Paixão e Sonho
Aos 12 anos meu pai construiu o primeiro rádio para deleite de meus avós ao ouvirem a rádio de Johannesburg em auscultadores. A paixão pela electrónica emergente era elementar parcela do seu sonho: a radiodifusão.
Nas décadas de 30 e 40, esta globalizou-se como meio de entretenimento e informação, apropriando-se dos momentos de lazer e aculturação das famílias. A segunda guerra mundial muito contribuiu para a explosiva informação pela rádio.
1932
Meu pai, jovem funcionário administrativo, reúne-se no Teatro Scala de Lourenço Marques com uma vintena de outros interessados. A decisão é aí tomada da constituição do Grémio dos Radiófilos, encarregue de estabelecer o posto emissor do território. Por imposição das autoridades políticas foi a designação original abandonada e uma nova, definitiva, adoptada: Rádio Clube de Moçambique. Foi de raiz definido como instituição de utilidade pública sem fins lucrativos (princípio mantido inalterado até à transferência para o Estado Moçambicano).
Para início de actividade muito contou o Rádio Clube com o apoio do comércio especializado para a aquisição de modesto equipamento de estúdio. Já o custo de importação de um emissor excedia as disponibilidades existentes.
É assim que, na garagem da casa de meu avô, meu pai e outro entusiasta, Fernando Souteiro (que viria a ser o primeiro locutor da estação), a partir de peças de refugo dos CTT e válvulas importadas, constroem o primeiro emissor de radiodifusão de Moçambique.
Com receitas de publicidade, cedo possui esta estação os meios para aquisição de equipamentos mais sofisticados e emissores de razoável potência que permitem cobrir comercialmente territórios africanos de língua inglesa.
Dispõe já nesse tempo de excelente quadro de profissionais nas áreas técnica, de produção e realização.
O crescimento vertiginoso das receitas permite então uma expansão exponencial de meios. A enorme audiência que adquire, transforma-a na maior emissora do espaço português, dispondo de poderosos emissores que transmitem 24 sobre 24 horas em duas línguas – português e inglês – e em 22 dialectos da colónia.
Fora já, em 1947, que se iniciara a construção do que se denominou Palácio da Rádio. Nele se viria a albergar, a partir de 1951, sofisticadíssimo grupo de estúdios e equipamentos ao nível do “estado da arte” mundial.

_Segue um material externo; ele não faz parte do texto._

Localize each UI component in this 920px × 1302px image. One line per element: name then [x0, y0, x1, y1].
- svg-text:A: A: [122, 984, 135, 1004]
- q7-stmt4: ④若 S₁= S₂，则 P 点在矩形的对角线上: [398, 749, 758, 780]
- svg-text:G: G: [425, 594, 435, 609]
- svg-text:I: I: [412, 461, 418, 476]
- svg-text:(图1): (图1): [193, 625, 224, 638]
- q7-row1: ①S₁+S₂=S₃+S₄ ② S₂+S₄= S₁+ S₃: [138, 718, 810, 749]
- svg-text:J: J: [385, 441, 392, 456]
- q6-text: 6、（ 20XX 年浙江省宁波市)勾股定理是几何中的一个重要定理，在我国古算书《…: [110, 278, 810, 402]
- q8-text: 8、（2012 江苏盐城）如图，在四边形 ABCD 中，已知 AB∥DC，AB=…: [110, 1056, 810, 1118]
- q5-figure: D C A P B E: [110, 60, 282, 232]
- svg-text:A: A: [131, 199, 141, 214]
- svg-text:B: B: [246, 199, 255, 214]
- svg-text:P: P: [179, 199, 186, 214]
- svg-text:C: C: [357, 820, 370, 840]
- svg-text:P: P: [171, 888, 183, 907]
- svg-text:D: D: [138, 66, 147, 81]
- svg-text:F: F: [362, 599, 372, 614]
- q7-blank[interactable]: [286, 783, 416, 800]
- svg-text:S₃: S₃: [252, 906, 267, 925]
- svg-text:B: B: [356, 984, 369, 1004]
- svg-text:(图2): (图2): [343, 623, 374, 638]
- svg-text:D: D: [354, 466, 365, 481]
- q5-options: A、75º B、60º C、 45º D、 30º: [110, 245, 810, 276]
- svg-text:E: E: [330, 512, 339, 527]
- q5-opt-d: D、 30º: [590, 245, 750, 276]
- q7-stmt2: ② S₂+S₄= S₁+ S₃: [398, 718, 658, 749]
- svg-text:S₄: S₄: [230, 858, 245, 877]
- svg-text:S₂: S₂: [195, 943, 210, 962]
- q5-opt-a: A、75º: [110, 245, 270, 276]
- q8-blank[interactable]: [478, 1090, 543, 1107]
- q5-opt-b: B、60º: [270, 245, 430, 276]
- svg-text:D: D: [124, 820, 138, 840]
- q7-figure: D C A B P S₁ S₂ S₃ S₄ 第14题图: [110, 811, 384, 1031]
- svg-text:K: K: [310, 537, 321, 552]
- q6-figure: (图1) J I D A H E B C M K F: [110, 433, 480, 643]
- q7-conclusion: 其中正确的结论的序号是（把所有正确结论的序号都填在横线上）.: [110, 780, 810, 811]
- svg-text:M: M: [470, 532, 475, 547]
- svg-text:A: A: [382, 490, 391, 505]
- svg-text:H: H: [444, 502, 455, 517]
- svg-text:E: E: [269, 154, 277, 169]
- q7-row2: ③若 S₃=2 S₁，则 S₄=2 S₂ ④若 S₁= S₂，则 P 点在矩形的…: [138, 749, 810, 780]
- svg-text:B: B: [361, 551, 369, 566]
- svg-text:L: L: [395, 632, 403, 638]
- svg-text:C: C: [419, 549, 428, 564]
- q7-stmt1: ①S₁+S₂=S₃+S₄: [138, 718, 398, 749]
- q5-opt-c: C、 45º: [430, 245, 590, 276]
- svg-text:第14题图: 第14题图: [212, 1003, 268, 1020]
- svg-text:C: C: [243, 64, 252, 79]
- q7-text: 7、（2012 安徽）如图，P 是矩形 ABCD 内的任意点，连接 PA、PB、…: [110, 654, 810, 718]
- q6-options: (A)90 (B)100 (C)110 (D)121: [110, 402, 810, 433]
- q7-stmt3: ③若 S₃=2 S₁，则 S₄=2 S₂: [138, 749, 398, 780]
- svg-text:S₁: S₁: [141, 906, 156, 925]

É nesse emblemático edifício, com projecto de arquitectura de Paolo Gadini, concepção funcional de meu pai, que se situa presentemente a Rádio Moçambique, emissora oficial do Estado Moçambicano.
Em tempo próprio deixara meu pai a presidência da rádio para que a transição ocorresse da melhor maneira.
A partir de um modesto emissor de garagem, desenrola-se a aventura feita de sonho e paixão de que o icónico edifício é eloquente testemunho.